Tuesday, May 25, 2010

The Federal Bureaucracy, Once Again Moving At the Speed of Smell

Thank God we put the federal government in charge of cleaning up oil spills. At least we haven't entrusted the feds with decisions that could actually affect life and health. Oops, too late.

Why, several years after Katrina, do we still have the same dilemma and issues. A monumental disaster occurs and the federal government is shown to be impotent and incompetent. It did not even follow its own rapid response plan because it lacked the necessary equipment called for in the plan. The rapid response plan at the Department of Homeland Security called for quickly surrounding the slick with booms and setting it on fire. The DHS owned no fire booms to implement the plan and valuable time was lost. Now it is trying to hold up Louisiana Governor Bobby Jindal's plan to use sand barriers to protect wildlife out of fear that the sand barriers might harm wildlife. More than the slick itself?

Here's the problem. Government does not work well. The more massive the governmental entity, the less effective and efficient it is. When will we learn that the federal government is not capable of doing anything well because that is the nature of government. It makes political decisions on every field of endeavor that it gets involved in. The federal government for over a decade thought that the Humvee could be an urban warfare vehicle despite the fact that Somalia proved that idea wrong. Katrina proved that major disasters expose the government at its worst.

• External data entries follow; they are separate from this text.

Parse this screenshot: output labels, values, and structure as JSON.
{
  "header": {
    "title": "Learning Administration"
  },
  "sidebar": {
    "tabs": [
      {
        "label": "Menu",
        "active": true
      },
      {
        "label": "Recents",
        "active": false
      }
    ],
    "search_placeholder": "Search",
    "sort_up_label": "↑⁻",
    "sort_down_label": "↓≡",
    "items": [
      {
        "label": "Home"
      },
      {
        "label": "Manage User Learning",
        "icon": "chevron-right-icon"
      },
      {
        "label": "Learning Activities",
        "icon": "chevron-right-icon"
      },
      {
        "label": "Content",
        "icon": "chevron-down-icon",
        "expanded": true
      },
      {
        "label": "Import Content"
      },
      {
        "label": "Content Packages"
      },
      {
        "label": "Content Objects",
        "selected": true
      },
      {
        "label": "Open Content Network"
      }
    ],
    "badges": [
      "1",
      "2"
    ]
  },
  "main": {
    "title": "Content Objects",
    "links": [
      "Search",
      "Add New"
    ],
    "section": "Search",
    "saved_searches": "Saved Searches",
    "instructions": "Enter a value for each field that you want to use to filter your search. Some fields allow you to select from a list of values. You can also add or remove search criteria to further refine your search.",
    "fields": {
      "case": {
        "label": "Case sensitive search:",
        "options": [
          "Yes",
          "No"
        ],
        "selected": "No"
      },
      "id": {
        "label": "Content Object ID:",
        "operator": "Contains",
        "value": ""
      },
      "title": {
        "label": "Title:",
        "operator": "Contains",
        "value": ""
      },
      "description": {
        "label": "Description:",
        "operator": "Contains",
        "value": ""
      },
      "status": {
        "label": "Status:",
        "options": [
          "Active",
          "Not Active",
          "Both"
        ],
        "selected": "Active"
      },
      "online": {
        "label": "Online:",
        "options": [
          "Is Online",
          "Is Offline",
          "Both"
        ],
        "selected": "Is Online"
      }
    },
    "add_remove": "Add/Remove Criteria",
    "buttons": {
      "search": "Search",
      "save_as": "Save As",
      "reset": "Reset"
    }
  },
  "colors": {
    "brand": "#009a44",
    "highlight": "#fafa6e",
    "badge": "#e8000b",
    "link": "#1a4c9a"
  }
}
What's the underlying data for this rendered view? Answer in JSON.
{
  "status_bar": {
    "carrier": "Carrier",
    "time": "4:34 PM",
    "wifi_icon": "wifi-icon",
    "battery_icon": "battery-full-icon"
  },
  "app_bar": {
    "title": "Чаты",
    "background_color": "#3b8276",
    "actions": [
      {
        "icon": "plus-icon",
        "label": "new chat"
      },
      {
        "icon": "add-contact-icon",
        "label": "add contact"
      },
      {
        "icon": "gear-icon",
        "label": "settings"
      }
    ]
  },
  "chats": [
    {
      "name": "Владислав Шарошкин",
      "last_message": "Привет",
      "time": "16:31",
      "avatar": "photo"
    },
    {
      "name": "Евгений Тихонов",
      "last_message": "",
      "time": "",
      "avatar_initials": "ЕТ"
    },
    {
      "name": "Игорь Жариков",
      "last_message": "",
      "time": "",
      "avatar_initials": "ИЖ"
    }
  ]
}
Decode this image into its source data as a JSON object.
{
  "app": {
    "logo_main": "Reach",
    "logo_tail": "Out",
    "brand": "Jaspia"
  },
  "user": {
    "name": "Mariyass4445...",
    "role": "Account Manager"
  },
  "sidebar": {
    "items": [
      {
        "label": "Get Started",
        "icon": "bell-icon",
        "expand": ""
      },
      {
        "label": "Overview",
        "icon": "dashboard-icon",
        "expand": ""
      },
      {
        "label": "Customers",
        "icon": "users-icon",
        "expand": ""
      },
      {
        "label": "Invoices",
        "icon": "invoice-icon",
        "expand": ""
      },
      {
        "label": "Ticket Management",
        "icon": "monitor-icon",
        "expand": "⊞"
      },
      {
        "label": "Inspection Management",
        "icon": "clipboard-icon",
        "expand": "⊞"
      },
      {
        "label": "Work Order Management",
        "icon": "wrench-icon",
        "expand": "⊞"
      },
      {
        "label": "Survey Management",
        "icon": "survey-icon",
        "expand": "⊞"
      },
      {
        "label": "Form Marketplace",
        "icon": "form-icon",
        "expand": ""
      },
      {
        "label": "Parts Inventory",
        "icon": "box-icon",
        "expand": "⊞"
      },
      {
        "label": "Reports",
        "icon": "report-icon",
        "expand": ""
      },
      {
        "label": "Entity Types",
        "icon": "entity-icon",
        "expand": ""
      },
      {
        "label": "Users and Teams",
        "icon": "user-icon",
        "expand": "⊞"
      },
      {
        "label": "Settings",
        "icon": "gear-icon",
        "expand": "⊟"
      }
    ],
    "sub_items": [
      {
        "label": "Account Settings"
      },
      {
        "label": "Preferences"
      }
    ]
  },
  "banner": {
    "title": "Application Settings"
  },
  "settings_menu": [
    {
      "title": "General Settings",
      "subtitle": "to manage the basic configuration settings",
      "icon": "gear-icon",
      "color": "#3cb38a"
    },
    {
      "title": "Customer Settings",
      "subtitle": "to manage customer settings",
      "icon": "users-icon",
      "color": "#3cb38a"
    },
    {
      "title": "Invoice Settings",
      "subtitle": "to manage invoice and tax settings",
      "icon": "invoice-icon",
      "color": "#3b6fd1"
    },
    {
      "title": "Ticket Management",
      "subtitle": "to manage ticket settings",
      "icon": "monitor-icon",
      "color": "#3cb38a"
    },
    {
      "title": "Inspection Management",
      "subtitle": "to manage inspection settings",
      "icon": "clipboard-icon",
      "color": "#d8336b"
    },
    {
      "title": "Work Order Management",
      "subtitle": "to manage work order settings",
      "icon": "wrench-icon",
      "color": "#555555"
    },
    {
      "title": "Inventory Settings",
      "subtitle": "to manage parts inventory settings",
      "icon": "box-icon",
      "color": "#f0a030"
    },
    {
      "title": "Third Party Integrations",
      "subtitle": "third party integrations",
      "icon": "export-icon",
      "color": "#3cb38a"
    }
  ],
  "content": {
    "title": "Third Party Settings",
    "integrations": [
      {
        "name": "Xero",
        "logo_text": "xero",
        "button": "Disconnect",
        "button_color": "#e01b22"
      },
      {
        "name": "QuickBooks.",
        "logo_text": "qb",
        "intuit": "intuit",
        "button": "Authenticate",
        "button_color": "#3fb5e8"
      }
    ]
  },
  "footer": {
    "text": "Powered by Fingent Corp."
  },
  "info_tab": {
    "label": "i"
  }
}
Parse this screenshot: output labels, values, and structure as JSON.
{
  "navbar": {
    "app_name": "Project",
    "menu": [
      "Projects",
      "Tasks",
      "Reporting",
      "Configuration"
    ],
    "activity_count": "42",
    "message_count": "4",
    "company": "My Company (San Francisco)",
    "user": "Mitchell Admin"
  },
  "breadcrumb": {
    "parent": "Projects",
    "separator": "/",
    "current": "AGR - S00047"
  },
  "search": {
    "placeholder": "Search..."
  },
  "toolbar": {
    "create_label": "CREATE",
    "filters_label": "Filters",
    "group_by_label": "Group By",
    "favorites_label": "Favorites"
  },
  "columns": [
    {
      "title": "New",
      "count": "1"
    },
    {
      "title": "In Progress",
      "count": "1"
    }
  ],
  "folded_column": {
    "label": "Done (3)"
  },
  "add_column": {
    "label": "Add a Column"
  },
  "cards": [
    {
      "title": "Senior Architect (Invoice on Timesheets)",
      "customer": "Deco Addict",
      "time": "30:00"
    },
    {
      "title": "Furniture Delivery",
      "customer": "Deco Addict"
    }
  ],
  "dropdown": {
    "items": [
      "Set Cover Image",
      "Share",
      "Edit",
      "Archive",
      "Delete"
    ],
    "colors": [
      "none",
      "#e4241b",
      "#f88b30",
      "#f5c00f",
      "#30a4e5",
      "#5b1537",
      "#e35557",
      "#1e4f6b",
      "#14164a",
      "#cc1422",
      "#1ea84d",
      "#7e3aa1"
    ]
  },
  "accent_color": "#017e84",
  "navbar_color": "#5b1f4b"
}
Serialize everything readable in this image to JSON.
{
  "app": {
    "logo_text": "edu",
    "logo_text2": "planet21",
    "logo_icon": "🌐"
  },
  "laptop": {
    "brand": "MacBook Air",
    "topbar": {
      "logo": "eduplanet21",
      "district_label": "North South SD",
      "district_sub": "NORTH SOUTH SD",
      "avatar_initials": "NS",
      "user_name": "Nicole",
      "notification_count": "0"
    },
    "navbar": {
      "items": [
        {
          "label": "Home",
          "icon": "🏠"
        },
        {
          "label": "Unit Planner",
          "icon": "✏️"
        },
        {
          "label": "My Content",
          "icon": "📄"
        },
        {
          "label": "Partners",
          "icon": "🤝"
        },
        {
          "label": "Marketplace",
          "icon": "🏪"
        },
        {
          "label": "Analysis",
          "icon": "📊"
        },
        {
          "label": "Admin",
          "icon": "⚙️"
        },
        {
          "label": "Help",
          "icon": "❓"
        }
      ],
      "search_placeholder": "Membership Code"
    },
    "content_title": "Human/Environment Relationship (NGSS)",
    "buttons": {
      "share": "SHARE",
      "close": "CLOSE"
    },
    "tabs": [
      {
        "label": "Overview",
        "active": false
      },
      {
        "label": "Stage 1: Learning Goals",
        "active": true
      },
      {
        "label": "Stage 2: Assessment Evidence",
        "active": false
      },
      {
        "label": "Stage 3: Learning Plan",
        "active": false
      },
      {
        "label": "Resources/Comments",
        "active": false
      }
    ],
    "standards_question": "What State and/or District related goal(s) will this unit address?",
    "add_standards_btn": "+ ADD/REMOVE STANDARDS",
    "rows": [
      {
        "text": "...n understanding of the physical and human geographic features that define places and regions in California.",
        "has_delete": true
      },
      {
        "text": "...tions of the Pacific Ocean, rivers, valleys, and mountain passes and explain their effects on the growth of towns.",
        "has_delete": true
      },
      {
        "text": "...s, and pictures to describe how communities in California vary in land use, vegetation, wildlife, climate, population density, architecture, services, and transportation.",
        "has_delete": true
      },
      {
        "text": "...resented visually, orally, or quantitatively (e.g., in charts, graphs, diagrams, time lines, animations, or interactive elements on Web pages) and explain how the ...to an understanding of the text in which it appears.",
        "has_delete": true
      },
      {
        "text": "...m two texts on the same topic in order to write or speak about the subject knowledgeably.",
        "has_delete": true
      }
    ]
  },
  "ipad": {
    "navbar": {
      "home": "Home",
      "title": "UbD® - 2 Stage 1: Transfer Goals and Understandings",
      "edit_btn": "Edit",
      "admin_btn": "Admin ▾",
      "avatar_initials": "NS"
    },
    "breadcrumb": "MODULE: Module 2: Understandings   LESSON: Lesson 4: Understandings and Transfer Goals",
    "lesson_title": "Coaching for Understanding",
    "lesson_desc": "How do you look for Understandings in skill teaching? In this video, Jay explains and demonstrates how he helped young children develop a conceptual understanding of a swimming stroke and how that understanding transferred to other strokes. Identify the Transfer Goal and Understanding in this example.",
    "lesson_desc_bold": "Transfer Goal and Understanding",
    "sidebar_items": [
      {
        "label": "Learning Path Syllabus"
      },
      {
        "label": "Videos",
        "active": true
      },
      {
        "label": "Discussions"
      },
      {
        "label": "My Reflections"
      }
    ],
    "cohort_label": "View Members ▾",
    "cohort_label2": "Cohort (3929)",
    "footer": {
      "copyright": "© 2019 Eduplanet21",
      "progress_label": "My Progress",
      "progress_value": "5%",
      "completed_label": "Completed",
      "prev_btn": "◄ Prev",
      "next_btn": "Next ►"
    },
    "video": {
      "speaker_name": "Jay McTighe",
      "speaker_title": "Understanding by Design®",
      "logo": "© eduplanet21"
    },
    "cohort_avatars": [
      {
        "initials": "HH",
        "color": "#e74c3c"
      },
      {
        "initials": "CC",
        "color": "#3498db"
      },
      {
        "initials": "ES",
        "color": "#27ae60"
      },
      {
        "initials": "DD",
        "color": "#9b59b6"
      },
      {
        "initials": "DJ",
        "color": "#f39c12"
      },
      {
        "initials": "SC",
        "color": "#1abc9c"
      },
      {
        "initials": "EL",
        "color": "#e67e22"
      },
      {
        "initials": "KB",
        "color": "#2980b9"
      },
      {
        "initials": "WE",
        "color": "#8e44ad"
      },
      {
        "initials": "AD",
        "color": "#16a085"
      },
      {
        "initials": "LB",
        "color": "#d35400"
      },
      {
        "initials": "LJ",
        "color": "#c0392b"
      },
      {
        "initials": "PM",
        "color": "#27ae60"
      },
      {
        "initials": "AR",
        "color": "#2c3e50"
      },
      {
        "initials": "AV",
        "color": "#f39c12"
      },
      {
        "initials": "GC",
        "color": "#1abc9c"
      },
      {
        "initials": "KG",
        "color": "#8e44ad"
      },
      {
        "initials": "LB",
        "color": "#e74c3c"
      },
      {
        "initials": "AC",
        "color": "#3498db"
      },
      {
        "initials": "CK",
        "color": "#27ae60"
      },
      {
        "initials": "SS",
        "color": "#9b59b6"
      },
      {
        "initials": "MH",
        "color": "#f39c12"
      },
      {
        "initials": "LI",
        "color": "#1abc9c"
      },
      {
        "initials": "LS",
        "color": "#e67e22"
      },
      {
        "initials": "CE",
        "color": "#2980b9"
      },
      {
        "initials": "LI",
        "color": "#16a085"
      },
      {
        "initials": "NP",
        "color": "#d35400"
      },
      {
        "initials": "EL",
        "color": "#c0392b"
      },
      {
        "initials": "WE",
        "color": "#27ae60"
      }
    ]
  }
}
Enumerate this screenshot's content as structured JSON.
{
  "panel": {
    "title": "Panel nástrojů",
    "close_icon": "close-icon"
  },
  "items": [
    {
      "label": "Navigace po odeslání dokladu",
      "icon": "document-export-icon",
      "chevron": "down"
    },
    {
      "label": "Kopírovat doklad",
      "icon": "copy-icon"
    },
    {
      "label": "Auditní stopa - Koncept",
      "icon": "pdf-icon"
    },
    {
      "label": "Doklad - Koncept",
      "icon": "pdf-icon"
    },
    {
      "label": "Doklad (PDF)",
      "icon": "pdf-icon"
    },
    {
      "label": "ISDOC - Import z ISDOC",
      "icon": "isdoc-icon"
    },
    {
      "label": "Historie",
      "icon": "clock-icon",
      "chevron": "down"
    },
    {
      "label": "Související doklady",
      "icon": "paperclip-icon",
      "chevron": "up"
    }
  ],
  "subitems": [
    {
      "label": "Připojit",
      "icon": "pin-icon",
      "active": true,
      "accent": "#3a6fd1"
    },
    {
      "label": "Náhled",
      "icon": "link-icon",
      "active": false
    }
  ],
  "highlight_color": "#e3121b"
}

State governments with energetic leadership respond much better. Governors know the "ground" and understand best where resources can be used effectively. Arch Moore in 1985 after the floods did what needed done. He angered and annoyed federal officials, but Moore understood the role of sovereign state governors. The job is not being nice to the feds, but doing whatever you can for the people. Bringing in the private sector on different types of disaster response would help. I don't mean trusting British Petroleum to clean up its own mess and remain honest about it. I mean bidding out to a company or consortium of companies the job of quick response. If they have a plan and lack the equipment after signing the contract, they, unlike the federal government, can be held accountable. Yes, the payout would be expensive and the company would be accused of profiting off of disaster, but what we are doing now is not working and will be much more expensive.